There are a number of talented youth authors who are well known for their interesting novels, poems and films in Amharic, but are ignored. It is amazing to see one of the four selected, a young girl referred to as an ‘author’ with no book published to date, to attend such a high profile event. People in Ethiopia know Meron Getnet as an aspiring journalist and one of the artists on the Ethiopian Idol and GEMENA drama series, not as an honorable ‘author’.

There are also several talented free press journalists and essayists who people admire for their contribution, but are ignored. Because what they write is not interesting to the government.  Especially talented Oromo youth are far away from such opportunities offered by the government. In fact, they have no opportunity to show their talent in the country due to lack of free media outlets. Usually they are against the regime. Even if a talented young man is given such opportunity, the government cadres fear that he/she will defect after attending the forum. The one-party-government which announced its ‘election victory’ with an amazing 99.6% figure does not dare to embrace talented youth especially those who are not pleased with the unfair practices of the regime. This clearly shows that the government and the talented youth are farther apart.
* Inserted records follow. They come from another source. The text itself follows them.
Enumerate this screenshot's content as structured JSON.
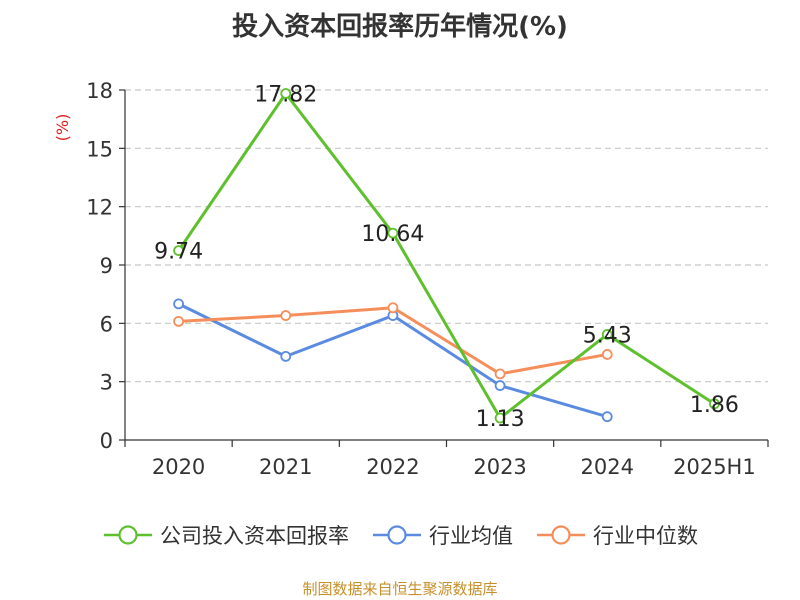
{
  "title": "投入资本回报率历年情况(%)",
  "source": "制图数据来自恒生聚源数据库",
  "chart_data": {
    "type": "line",
    "ylabel": "(%)",
    "ylim": [
      0,
      18
    ],
    "yticks": [
      0,
      3,
      6,
      9,
      12,
      15,
      18
    ],
    "ytick_labels": [
      "0",
      "3",
      "6",
      "9",
      "12",
      "15",
      "18"
    ],
    "categories": [
      "2020",
      "2021",
      "2022",
      "2023",
      "2024",
      "2025H1"
    ],
    "grid": "horizontal dashed",
    "legend_position": "bottom",
    "series": [
      {
        "name": "公司投入资本回报率",
        "color": "#5ec02d",
        "values": [
          9.74,
          17.82,
          10.64,
          1.13,
          5.43,
          1.86
        ],
        "labels": [
          "9.74",
          "17.82",
          "10.64",
          "1.13",
          "5.43",
          "1.86"
        ]
      },
      {
        "name": "行业均值",
        "color": "#5b8be0",
        "values": [
          7.0,
          4.3,
          6.4,
          2.8,
          1.2,
          null
        ]
      },
      {
        "name": "行业中位数",
        "color": "#f58e5a",
        "values": [
          6.1,
          6.4,
          6.8,
          3.4,
          4.4,
          null
        ]
      }
    ]
  }
}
3. The other point that this fact reveals is the complete pseudo nature of the OPDOs. OPDOs, who claim to be part of the Ethiopian government and bring in an overwhelming number of seats in the rubber stamp parliament, can’t even make a very simple influence. Six years ago, when TPLF ordered the OPDO to move their capital city from Finfine to Adama, Juneydi Saddo cried out something amazing.

Juneydi, the then ‘President of Oromia Regional State’ said at an event in Adama, “…nuti Oromoon biyya kana (Ethiopia) bulchaa jirra, bulchuus qabna…” roughly translated, ‘we the Oromos are governing this country, and we have to do so, of course.’ Shame on you Juneydi! Are you really governing Ethiopia? If so, why couldn’t you utter a single word when you were ordered by your creators to shift your fake Caffee Oromia from the heartland Finfine to Adama? Now, when the TPLF shows you that they can do whatever they like at the cost of your 178 parliament seats why did you keep silent? What is the answer of OPDO cadres like Juneydi Saddo, when the TPLF government carefully select only Tigriyan youth as brilliant young leaders of future Ethiopia? Shame on you OPDOs!!!

Finally, I would like to make something clear. As Secretary Clinton often says, ‘Talent is equally distributed, but opportunity is not.’ I have no problem with the four young people selected to attend the forum. They might be innocents. As Meron Getnet told the VOA Amharic service Mestawet program over the last weekend, ‘there are a lot of talented youth, but it was the matter of selection’. Well said Meron!

Of course, it was a matter of selection by TPLF cadres. The single message I want to forward for those selected youth is, ‘Congratulations! But don’t undermine others who are equally or even maybe more talented on their own rights. Use this opportunity to fight against tyranny, along with the majority of the Ethiopian population, including the respected people of Tigray.